The strait-laced Talbot is completely smitten with Nora, but when she finds out he’s married, she resists his clumsy advances. Talbot says he doesn’t see a reason why they can’t be friends, but an afternoon at his cabin in the mountains never seems platonic, no matter what either of them says.

Nora is drawn to Talbot, but she never seems less than clear-headed about the affair. After a short, dreamy period of time with Talbot, she realizes that she doesn’t want to be “the other woman,” and attempts to break it off. He is less clear-headed, and will do anything to be with her, including — but not limited to — promising her he will divorce his wife, using a cadaver to fake his own death, and following her to New York, traveling under an assumed name.

If the logic police tend to kick down your doors of perception anytime the party in your head gets too weird, you’ll probably find yourself picking apart the plot of Nora Prentiss starting around the halfway mark.

But if you can relax, sit bank, and enjoy the ride, Nora Prentiss is an absorbing film about a man who loses everything for the love of a woman, eventually devolving into a paranoid, hard-drinking wreck who never leaves his hotel room for fear he will be recognized.

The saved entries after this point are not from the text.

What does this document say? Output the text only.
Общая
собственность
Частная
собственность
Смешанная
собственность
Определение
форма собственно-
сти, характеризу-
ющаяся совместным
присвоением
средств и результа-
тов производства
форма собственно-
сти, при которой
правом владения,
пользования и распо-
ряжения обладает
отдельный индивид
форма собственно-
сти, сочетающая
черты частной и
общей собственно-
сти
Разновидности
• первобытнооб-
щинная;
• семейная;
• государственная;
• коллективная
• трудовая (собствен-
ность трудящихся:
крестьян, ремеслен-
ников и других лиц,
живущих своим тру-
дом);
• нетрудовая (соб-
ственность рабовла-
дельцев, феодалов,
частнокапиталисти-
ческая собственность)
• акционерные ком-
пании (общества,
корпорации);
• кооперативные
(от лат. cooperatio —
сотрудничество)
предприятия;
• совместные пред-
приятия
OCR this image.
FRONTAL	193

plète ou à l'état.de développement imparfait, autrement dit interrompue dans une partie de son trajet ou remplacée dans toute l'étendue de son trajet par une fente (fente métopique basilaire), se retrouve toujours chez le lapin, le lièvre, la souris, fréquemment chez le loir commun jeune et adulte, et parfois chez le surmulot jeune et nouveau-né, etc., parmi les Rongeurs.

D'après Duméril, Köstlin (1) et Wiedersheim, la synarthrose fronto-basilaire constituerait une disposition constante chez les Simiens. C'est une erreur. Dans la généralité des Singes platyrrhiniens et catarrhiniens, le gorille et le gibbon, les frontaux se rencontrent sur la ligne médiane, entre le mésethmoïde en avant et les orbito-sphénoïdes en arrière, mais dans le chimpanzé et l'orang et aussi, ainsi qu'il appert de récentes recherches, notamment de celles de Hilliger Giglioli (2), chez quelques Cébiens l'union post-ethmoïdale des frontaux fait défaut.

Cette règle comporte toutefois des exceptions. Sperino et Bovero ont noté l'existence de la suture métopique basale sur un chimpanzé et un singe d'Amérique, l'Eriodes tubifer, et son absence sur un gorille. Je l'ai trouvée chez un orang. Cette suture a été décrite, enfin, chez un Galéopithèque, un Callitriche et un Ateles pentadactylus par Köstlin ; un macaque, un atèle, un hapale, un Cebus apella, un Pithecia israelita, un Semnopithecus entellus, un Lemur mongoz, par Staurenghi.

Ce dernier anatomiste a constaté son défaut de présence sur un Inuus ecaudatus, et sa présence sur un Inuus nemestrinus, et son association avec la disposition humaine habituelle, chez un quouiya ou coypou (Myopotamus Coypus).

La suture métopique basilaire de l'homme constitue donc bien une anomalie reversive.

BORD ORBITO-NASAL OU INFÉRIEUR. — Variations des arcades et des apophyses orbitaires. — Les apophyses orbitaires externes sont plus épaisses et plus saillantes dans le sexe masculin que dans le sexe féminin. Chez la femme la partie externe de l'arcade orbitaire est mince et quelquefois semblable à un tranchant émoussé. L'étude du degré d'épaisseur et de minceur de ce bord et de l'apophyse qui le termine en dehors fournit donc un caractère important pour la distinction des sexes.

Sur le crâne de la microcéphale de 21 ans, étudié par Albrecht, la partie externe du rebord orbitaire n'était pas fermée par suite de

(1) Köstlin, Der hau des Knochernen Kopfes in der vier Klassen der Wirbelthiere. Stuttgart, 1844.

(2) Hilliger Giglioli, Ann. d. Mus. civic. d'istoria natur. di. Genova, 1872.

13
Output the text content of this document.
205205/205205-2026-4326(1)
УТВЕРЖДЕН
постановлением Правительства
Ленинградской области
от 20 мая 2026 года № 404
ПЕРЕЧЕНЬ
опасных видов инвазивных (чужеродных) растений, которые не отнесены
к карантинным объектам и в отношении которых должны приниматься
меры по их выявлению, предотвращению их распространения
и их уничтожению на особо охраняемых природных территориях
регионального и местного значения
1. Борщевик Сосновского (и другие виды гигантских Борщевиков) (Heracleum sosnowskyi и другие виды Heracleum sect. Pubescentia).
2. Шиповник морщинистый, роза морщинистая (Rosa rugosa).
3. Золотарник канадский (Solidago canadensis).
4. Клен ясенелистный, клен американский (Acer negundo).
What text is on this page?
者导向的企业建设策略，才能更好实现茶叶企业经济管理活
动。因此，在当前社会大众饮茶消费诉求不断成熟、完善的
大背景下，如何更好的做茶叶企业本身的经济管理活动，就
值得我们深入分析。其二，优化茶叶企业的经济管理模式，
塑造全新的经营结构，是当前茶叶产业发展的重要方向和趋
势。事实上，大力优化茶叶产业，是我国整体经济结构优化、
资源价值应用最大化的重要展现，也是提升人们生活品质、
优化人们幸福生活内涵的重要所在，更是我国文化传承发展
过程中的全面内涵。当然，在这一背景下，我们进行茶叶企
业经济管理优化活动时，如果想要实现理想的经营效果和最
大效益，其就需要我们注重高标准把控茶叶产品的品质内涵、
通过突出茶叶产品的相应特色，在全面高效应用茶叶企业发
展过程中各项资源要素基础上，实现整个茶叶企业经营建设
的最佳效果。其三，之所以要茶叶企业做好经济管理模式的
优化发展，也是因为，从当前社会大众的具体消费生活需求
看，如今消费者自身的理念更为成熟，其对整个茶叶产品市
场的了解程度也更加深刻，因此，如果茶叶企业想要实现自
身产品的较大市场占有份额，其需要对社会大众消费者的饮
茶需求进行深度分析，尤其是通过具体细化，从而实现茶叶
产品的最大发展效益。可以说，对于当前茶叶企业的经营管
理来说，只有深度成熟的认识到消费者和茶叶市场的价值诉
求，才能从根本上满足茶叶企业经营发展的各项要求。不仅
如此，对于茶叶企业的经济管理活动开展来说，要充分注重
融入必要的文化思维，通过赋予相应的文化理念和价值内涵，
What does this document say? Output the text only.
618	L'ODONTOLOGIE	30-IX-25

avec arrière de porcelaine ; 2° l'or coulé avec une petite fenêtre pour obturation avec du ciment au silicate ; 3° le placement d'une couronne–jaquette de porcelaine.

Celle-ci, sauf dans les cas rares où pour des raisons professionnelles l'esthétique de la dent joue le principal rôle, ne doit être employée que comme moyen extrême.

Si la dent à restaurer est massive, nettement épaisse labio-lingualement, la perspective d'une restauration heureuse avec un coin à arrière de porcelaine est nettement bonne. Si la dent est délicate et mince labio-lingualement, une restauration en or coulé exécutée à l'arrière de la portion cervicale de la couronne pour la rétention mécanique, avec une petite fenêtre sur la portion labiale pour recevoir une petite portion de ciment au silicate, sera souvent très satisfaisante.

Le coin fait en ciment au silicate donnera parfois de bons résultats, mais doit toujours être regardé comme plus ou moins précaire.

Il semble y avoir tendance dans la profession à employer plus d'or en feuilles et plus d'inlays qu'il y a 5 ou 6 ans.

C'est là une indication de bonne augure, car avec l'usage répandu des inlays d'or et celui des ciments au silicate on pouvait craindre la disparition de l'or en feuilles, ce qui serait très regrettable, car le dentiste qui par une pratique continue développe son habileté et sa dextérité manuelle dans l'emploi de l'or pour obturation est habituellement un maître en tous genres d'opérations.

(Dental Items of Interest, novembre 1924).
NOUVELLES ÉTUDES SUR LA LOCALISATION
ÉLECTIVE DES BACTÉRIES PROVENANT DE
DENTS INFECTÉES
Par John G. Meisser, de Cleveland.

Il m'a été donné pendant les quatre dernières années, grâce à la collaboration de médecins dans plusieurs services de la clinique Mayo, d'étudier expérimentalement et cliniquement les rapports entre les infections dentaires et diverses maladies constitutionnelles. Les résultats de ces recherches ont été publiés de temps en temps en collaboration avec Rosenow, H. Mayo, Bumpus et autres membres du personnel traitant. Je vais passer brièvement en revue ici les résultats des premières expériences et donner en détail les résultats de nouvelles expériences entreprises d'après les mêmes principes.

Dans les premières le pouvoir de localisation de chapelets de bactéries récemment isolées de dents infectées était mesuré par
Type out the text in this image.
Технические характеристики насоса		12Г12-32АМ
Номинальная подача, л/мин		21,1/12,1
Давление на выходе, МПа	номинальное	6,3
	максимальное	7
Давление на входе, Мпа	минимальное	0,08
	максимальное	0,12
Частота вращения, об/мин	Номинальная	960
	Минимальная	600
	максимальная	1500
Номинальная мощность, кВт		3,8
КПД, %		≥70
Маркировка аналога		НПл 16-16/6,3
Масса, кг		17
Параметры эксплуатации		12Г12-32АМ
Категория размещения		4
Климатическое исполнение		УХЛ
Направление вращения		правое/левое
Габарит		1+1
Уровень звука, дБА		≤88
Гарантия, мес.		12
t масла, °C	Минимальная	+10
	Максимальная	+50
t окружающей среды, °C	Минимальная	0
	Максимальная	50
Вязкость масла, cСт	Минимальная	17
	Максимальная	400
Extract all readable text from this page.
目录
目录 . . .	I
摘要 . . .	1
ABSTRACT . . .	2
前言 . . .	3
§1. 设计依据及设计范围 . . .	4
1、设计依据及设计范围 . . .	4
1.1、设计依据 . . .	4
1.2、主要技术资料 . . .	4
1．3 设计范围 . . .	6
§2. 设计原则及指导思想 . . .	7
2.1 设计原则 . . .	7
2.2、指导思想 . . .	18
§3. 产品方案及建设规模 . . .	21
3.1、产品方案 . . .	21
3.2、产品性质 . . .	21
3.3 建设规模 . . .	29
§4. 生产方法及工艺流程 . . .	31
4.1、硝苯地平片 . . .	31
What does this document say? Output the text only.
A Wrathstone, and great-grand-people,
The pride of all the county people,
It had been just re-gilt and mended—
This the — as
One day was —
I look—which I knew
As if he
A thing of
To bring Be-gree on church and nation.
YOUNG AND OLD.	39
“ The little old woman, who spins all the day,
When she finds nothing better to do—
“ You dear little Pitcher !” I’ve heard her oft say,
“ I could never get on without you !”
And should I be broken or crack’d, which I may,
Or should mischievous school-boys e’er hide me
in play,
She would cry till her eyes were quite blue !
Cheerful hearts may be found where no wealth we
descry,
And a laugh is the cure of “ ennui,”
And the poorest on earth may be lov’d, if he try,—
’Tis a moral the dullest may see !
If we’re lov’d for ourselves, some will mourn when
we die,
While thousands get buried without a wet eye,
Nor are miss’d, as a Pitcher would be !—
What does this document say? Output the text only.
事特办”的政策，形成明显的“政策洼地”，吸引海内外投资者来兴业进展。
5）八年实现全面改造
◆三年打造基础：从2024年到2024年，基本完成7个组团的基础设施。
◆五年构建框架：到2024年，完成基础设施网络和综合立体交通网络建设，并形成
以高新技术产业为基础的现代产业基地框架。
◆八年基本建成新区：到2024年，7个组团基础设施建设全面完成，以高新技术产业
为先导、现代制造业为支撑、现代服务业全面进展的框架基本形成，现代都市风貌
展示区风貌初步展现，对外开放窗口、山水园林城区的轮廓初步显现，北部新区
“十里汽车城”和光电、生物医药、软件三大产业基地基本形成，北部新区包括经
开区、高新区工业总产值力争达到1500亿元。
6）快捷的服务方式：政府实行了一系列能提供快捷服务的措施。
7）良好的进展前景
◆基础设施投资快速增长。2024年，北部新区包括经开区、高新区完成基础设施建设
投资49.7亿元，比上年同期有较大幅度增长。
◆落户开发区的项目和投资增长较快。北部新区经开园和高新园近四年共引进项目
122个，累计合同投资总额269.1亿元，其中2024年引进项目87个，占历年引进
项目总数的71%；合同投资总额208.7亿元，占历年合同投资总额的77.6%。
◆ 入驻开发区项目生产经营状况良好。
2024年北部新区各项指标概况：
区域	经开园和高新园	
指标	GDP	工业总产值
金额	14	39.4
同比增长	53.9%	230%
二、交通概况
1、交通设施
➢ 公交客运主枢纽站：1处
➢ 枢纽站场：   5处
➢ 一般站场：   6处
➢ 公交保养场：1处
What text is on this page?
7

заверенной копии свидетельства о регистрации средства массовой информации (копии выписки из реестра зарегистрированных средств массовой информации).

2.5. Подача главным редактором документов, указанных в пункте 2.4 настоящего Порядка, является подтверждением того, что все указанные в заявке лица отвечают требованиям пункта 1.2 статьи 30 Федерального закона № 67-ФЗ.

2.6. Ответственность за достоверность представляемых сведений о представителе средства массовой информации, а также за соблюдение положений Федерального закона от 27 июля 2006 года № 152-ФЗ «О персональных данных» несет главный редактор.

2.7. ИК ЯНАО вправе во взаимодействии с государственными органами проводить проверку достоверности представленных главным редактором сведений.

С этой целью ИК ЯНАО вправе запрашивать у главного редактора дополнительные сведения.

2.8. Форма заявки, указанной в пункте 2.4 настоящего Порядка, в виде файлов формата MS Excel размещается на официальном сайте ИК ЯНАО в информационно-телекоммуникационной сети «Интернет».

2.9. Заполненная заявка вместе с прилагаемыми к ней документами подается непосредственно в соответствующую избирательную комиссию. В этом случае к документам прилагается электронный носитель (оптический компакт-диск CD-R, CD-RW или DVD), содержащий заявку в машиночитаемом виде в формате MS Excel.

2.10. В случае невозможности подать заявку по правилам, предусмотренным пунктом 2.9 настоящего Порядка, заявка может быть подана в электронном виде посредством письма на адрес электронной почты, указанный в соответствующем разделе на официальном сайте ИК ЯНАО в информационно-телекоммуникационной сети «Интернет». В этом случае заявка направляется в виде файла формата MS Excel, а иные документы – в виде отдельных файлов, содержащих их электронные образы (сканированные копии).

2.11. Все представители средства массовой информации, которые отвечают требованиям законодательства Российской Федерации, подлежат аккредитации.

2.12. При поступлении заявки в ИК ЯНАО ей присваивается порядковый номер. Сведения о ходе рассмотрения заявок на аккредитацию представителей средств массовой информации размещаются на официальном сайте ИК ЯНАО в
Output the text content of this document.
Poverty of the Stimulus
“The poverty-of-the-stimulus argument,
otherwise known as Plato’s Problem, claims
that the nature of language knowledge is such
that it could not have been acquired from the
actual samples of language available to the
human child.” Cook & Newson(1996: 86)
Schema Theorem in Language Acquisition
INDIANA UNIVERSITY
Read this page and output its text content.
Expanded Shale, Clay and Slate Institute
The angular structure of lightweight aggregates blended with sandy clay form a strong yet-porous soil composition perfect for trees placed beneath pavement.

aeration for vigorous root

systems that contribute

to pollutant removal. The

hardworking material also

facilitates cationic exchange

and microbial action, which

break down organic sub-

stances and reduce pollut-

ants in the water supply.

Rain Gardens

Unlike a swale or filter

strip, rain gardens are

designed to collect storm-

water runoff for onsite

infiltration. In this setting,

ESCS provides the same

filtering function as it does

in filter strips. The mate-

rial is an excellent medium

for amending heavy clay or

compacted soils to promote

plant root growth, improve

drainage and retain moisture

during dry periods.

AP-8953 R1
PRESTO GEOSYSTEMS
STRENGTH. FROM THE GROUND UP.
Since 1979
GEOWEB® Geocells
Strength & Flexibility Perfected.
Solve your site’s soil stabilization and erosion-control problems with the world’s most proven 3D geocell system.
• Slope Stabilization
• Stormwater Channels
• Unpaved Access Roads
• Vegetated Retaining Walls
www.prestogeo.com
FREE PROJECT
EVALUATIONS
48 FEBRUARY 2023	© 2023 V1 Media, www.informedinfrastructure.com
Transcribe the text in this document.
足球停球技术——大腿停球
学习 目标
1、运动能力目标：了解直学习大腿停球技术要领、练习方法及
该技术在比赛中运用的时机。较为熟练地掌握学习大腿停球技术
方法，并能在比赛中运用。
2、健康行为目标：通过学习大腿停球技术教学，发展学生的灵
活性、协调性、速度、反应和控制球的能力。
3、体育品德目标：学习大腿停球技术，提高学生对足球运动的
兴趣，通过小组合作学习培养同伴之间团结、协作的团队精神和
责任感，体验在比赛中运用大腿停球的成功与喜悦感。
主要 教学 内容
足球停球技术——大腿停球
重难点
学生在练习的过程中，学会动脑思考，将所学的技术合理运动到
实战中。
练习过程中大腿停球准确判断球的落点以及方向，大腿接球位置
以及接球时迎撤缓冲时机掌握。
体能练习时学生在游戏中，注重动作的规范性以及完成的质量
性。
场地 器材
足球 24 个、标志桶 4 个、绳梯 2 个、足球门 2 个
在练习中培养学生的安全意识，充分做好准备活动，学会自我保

Kent Smith is very good as Talbot, but the film works as well as it does because of Ann Sheridan’s performance as Nora. Unlike noirs in which a wicked femme fatale with no discernible inner life seduces and ensnares a sad sack Everyman, Sheridan’s Nora is a three-dimensional character. She’s beautiful, intelligent, and sensible enough to pull away from Talbot when things start to go south. This has the effect of making Talbot’s obsession sadder and more believable than it would be if she were just a harpy with a beautiful face.